According to the school's student magazine, University Press, Tracy believes the university is feeling pressure from its donors.
Tracy, who has remained defiant under media scrutiny over his comments, still clings to his right to free speech as a reason why FAU would be a bad school if it were to fire him.
"They're getting people calling them saying that this person shouldn't be teaching, he's an awful person, and what have you," Tracy told University Press.
"I don't know what there's going to be. I don't know if that would involve stripping me of my tenure and dismissing me or what. That's something that's ultimately for them to decide."
Tracy received national attention when he wrote a series of posts on his blog suggesting there might be more to the Sandy Hook massacre that the mainstream media was reporting.

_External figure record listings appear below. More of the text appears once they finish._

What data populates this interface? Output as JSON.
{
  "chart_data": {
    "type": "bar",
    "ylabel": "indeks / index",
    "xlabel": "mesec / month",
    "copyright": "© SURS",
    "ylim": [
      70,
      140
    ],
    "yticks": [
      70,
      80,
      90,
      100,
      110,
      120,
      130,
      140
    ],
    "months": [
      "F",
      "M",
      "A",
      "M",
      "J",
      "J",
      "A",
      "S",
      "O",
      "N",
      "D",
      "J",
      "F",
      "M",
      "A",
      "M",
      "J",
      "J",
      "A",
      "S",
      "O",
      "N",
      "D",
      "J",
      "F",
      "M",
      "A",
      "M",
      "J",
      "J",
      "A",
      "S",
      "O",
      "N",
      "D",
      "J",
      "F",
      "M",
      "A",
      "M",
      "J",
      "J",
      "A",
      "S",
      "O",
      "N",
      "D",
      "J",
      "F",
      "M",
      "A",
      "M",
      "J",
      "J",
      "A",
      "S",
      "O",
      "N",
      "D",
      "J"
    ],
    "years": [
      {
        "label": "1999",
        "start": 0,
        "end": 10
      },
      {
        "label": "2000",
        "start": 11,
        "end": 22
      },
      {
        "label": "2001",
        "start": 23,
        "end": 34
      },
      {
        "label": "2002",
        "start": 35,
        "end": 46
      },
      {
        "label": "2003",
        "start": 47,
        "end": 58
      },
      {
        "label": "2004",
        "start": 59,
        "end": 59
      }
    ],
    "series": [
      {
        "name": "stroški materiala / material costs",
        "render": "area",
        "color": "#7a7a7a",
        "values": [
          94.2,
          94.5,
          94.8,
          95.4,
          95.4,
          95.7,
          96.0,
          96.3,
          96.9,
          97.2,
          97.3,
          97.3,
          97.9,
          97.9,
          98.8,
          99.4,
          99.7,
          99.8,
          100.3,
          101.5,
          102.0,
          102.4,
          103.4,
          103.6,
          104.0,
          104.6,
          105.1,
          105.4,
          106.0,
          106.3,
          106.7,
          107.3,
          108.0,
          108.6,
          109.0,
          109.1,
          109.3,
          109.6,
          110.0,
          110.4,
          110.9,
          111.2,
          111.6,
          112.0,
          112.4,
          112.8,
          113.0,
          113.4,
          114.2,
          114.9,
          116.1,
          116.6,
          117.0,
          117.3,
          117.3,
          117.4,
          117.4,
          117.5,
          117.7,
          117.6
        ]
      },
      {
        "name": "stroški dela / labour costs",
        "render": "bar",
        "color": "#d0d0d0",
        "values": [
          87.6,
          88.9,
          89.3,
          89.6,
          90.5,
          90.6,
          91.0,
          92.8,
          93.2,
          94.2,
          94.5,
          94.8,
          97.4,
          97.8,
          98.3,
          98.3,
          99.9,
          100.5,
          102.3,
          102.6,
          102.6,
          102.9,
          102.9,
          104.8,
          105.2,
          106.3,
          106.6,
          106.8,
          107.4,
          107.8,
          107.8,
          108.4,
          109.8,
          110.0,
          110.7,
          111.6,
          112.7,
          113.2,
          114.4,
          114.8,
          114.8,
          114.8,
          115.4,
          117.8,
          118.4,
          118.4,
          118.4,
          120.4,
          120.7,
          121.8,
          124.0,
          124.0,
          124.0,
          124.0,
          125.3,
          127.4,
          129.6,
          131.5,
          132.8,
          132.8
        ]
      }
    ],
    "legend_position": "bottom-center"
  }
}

"While it sounds like an outrageous claim," one of his posts says, "one is left to inquire whether the Sandy Hook shootings ever took place -- at least in the way law enforcement authorities and the nation's news media have described."
Many of his students have come to his defense, citing Tracy as a professor who helped open their eyes and minds. They also refer to him as something of a free-thinker, someone unafraid to ask questions and probe for the truth (something we took the liberty in blowing up).
For their part, FAU has not commented on the investigation, only telling University Press that it's a "personnel matter."
Now Tracy is not sure of his job status at the university.
"If they intend to fire me, ultimately, how good of an institution is it?" he says. "If they're not going to stand up for free speech and ideas and things of the like, then I'm not too sure I want to be here either."